Le godmiché royal/00
AVIS DE L’ÉDITEUR.
Fatigué des patrouilles & des factions que j’avois faites, & me trouvant, à trois heures du matin, ſur la terraſſe des tuilleries, ne voyant & n’entendant perſonne, la frayeur s’empara de moi, & je me cachai auſſi bien que je pus dans ma guérite. Le ſommeil vint me tranquilliſer ; mais ce ne fut pas pour long-temps. J’entendis une voix qui me dit bien diſtinctement : Pourquoi portes-tu un habit que ton courage ne te permet pas d’avoir, au lieu de reſter dans ta boutique à faire vivre ta femme & tes enfans ? prends ce manuſcrit : vas l’imprimer, & le diſtribue dans toutes les villes, & penſe que ſi, ſous vingt-quatre heures, le public n’eſt point inſtruit des faits contenus dans ce cahier, et que tu aies encore l’uniforme ſur le corps, tu ſeras pendu : la peur qui m’avoit endormi me fit tomber le nez contre terre ; j’appellai au ſecours, perſonne ne vint ; comme il pleuvoit à verſe, je me relevai pour me mettre à l’abri.

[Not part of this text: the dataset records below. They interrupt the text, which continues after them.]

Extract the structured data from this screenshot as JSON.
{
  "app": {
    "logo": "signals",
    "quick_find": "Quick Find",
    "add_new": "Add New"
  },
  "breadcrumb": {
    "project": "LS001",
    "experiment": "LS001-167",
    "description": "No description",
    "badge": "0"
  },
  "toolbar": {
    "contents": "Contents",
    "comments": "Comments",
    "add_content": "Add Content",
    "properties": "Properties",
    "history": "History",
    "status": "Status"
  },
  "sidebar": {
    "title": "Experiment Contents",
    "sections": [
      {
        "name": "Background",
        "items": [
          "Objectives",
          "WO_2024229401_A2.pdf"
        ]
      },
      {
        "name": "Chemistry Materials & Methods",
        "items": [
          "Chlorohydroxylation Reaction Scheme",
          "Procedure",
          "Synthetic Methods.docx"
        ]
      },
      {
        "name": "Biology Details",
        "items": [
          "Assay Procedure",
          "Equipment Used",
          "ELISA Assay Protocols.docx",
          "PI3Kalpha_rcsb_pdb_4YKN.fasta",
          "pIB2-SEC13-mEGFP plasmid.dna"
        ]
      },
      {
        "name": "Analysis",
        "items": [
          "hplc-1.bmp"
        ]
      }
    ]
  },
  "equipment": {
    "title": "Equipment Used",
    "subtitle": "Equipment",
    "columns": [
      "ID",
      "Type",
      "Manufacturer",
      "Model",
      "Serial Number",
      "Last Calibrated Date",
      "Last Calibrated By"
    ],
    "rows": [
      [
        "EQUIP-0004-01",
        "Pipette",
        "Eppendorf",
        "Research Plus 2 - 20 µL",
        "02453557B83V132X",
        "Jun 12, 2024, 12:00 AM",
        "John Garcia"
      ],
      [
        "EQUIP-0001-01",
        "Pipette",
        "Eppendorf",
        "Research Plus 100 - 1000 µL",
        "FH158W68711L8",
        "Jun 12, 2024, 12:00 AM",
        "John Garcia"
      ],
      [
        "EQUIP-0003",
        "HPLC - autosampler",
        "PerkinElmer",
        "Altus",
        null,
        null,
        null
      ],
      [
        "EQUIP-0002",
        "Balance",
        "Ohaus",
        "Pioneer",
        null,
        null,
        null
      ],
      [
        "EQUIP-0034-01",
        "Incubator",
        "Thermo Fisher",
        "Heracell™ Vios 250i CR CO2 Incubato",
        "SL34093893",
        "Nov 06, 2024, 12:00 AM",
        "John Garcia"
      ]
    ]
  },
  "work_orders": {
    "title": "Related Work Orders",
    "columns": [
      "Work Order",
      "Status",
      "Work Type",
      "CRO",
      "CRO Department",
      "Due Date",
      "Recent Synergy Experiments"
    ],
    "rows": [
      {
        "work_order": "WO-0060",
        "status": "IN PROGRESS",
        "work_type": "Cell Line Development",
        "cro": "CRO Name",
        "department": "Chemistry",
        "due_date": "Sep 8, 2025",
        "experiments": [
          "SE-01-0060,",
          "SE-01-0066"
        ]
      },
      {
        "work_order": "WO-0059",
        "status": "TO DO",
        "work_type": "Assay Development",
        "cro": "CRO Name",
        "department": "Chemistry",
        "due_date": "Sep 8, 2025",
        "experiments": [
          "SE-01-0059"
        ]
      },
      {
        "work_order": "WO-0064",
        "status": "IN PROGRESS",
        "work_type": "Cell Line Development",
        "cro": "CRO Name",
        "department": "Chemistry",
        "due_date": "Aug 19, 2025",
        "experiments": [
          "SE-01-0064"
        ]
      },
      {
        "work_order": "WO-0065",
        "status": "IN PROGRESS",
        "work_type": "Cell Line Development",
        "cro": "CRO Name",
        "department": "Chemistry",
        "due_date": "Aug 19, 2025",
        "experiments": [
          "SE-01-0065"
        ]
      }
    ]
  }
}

Quelle fut ma ſurpriſe de trouver le manuſcrit, que je m’empreſſe de vous faire paſſer, de crainte d’être pendu ! je vous engage, mes chers citoyens, à quitter vos uniformes, ſi vous n’avez pas plus de courage que moi : ſi vous conteſtez la validité de ce manuſcrit je ne pourrai pas vous en donner les preuves ; vous ſavez comme il m’a été remis, je m’en lave les mains.